Usually the panels are first painted with an orange or thin red oxide.  This way the white really jumps out and the values can be established.  To me in landscape painting the values are the first thing as with drawing.  The color comes next never before the value.  After this the sky was keyed in.  All the other values are compared with the sky. 
Below are some skies painted by John Constable.
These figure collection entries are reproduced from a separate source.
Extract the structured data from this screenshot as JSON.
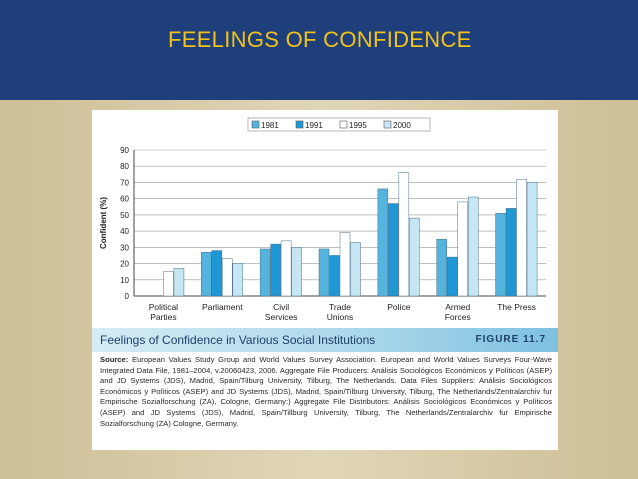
{
  "slide": {
    "title": "FEELINGS OF CONFIDENCE"
  },
  "figure": {
    "caption": "Feelings of Confidence in Various Social Institutions",
    "label": "FIGURE 11.7",
    "source_prefix": "Source:",
    "source": "European Values Study Group and World Values Survey Association. European and World Values Surveys Four-Wave Integrated Data File, 1981–2004, v.20060423, 2006. Aggregate File Producers: Análisis Sociológicos Económicos y Políticos (ASEP) and JD Systems (JDS), Madrid, Spain/Tilburg University, Tilburg, The Netherlands. Data Files Suppliers: Análisis Sociológicos Económicos y Políticos (ASEP) and JD Systems (JDS), Madrid, Spain/Tilburg University, Tilburg, The Netherlands/Zentralarchiv fur Empirische Sozialforschung (ZA), Cologne, Germany:) Aggregate File Distributors: Análisis Sociológicos Económicos y Políticos (ASEP) and JD Systems (JDS), Madrid, Spain/Tillburg University, Tilburg, The Netherlands/Zentralarchiv fur Empirische Sozialforschung (ZA) Cologne, Germany."
  },
  "chart_data": {
    "type": "bar",
    "title": "",
    "xlabel": "",
    "ylabel": "Confident (%)",
    "ylim": [
      0,
      90
    ],
    "yticks": [
      0,
      10,
      20,
      30,
      40,
      50,
      60,
      70,
      80,
      90
    ],
    "grid": true,
    "legend_position": "top",
    "categories": [
      [
        "Political",
        "Parties"
      ],
      [
        "Parliament"
      ],
      [
        "Civil",
        "Services"
      ],
      [
        "Trade",
        "Unions"
      ],
      [
        "Police"
      ],
      [
        "Armed",
        "Forces"
      ],
      [
        "The Press"
      ]
    ],
    "series": [
      {
        "name": "1981",
        "color": "#55b4de",
        "values": [
          null,
          27,
          29,
          29,
          66,
          35,
          51
        ]
      },
      {
        "name": "1991",
        "color": "#1f97d4",
        "values": [
          null,
          28,
          32,
          25,
          57,
          24,
          54
        ]
      },
      {
        "name": "1995",
        "color": "#ffffff",
        "values": [
          15,
          23,
          34,
          39,
          76,
          58,
          72
        ]
      },
      {
        "name": "2000",
        "color": "#c6e6f4",
        "values": [
          17,
          20,
          30,
          33,
          48,
          61,
          70
        ]
      }
    ]
  }
}
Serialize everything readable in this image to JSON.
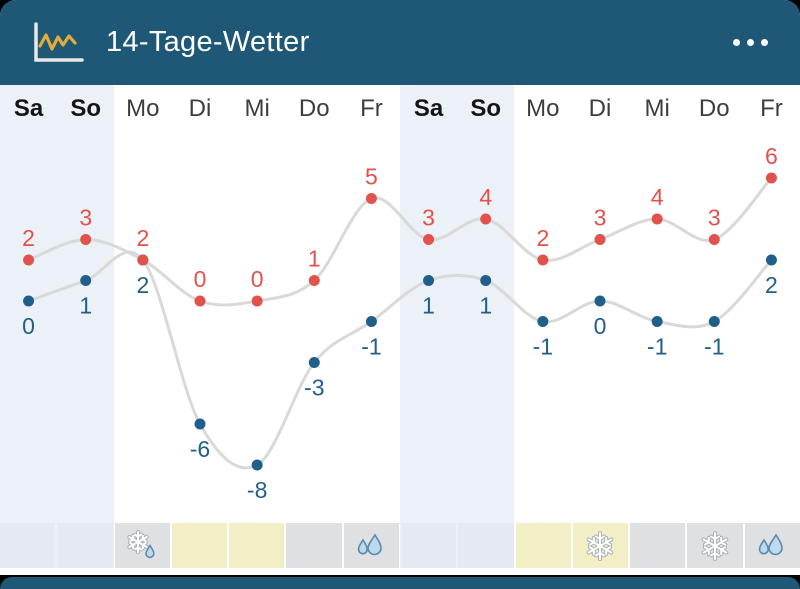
{
  "header": {
    "title": "14-Tage-Wetter",
    "icon": "line-chart-icon",
    "menu_icon": "ellipsis-icon"
  },
  "colors": {
    "header_bg": "#1E5876",
    "high": "#E1524D",
    "low": "#205F8A",
    "line": "#D9D9D9",
    "weekend_band": "#EBF1F6",
    "cell_gray": "#DFE0E1",
    "cell_yellow": "#F2EEC6",
    "cell_weekend": "#E4EAEF"
  },
  "chart_data": {
    "type": "line",
    "title": "14-Tage-Wetter",
    "categories": [
      "Sa",
      "So",
      "Mo",
      "Di",
      "Mi",
      "Do",
      "Fr",
      "Sa",
      "So",
      "Mo",
      "Di",
      "Mi",
      "Do",
      "Fr"
    ],
    "weekend_indices": [
      0,
      1,
      7,
      8
    ],
    "series": [
      {
        "name": "high",
        "color": "#E1524D",
        "values": [
          2,
          3,
          2,
          0,
          0,
          1,
          5,
          3,
          4,
          2,
          3,
          4,
          3,
          6
        ]
      },
      {
        "name": "low",
        "color": "#205F8A",
        "values": [
          0,
          1,
          2,
          -6,
          -8,
          -3,
          -1,
          1,
          1,
          -1,
          0,
          -1,
          -1,
          2
        ]
      }
    ],
    "ylim": [
      -8,
      6
    ],
    "xlabel": "",
    "ylabel": "",
    "legend": "none",
    "grid": false
  },
  "strip": {
    "cells": [
      {
        "bg": "weekend",
        "icon": null
      },
      {
        "bg": "weekend",
        "icon": null
      },
      {
        "bg": "gray",
        "icon": "sleet"
      },
      {
        "bg": "yellow",
        "icon": null
      },
      {
        "bg": "yellow",
        "icon": null
      },
      {
        "bg": "gray",
        "icon": null
      },
      {
        "bg": "gray",
        "icon": "rain"
      },
      {
        "bg": "weekend",
        "icon": null
      },
      {
        "bg": "weekend",
        "icon": null
      },
      {
        "bg": "yellow",
        "icon": null
      },
      {
        "bg": "yellow",
        "icon": "snow"
      },
      {
        "bg": "gray",
        "icon": null
      },
      {
        "bg": "gray",
        "icon": "snow"
      },
      {
        "bg": "gray",
        "icon": "rain"
      }
    ]
  }
}
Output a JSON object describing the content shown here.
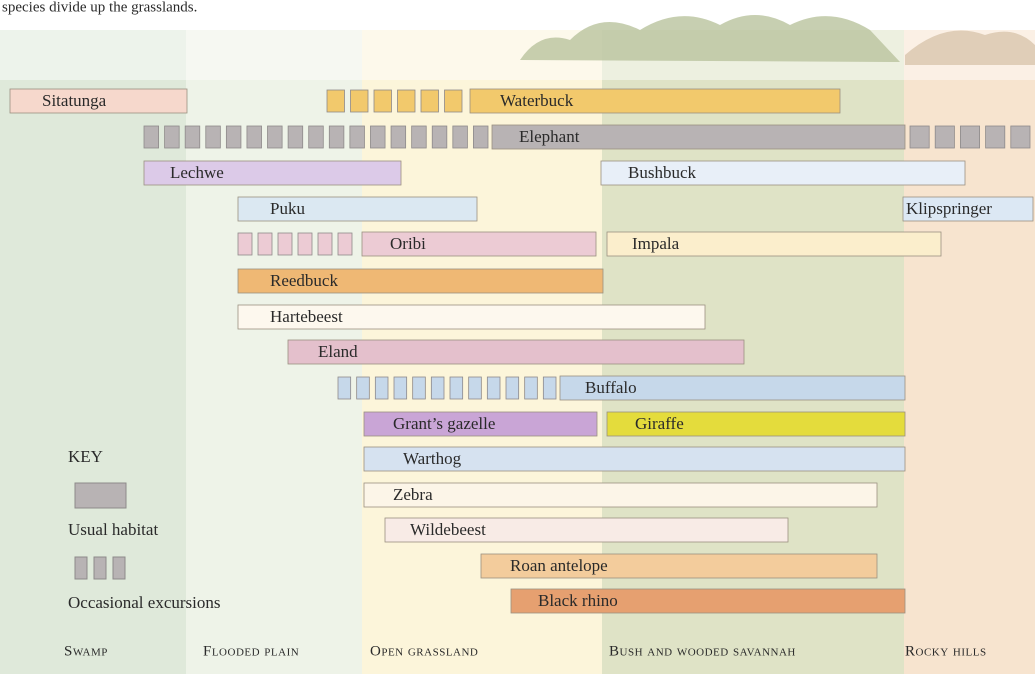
{
  "caption": "species divide up the grasslands.",
  "zones": [
    "Swamp",
    "Flooded plain",
    "Open grassland",
    "Bush and wooded savannah",
    "Rocky hills"
  ],
  "key": {
    "title": "KEY",
    "usual": "Usual habitat",
    "occasional": "Occasional excursions"
  },
  "animals": [
    "Sitatunga",
    "Waterbuck",
    "Elephant",
    "Lechwe",
    "Bushbuck",
    "Puku",
    "Klipspringer",
    "Oribi",
    "Impala",
    "Reedbuck",
    "Hartebeest",
    "Eland",
    "Buffalo",
    "Grant’s gazelle",
    "Giraffe",
    "Warthog",
    "Zebra",
    "Wildebeest",
    "Roan antelope",
    "Black rhino"
  ]
}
I often also make sky studies for reference using them in later paintings.





Below are a few paintings on panel that the skies were borrowed from smaller sketches of the sky that were done plien air. 


128 South
36x48
Oil on panel



Sky over Land
36x60
Oil on panel


Hay Bales
24x24
Oil on panel

The sky above looks from the image as if there is too much cerulean blue.  In truth there is more ultramarine but the photograph doesn't reflect this.  My studies of sky's first began  in Orvieto, Italy; a medieval hilltop village in Umbria.
Below is s photograph I took there of the sky moving above the ochre tufa of the buildings.




Friday, March 27, 2015

Favorites at The Addison Gallery of American Art



When in the studio I like to put up a few paintings on the church bench to see how paintings relate.   Here I have a few evening paintings of various sizes.  It is a good practice to hang up a finished painting and live with them for a little while.  Some times it can be helpful to hang the painting upside down a see if the painting has any problems that stand out.  After looking at the work for so long it is hard to see the painting with a fresh 
perspective.   
     Today I took a trip to the Addison Gallery of American Art and saw a few of my favorite artists which is always an inspiration.  Winslow Homer, Albert Bierstadt, George Inness and Sarah Surplee all amazed me with their handling of paint.  







I had never seen Sarah Surplee's paintings and felt as if I had stumbled across a soul mate.  This highway was Rt 495 in Massachusetts were I have painted myself.  It is wonderful and humbling to find other artists that have worked in the same vein.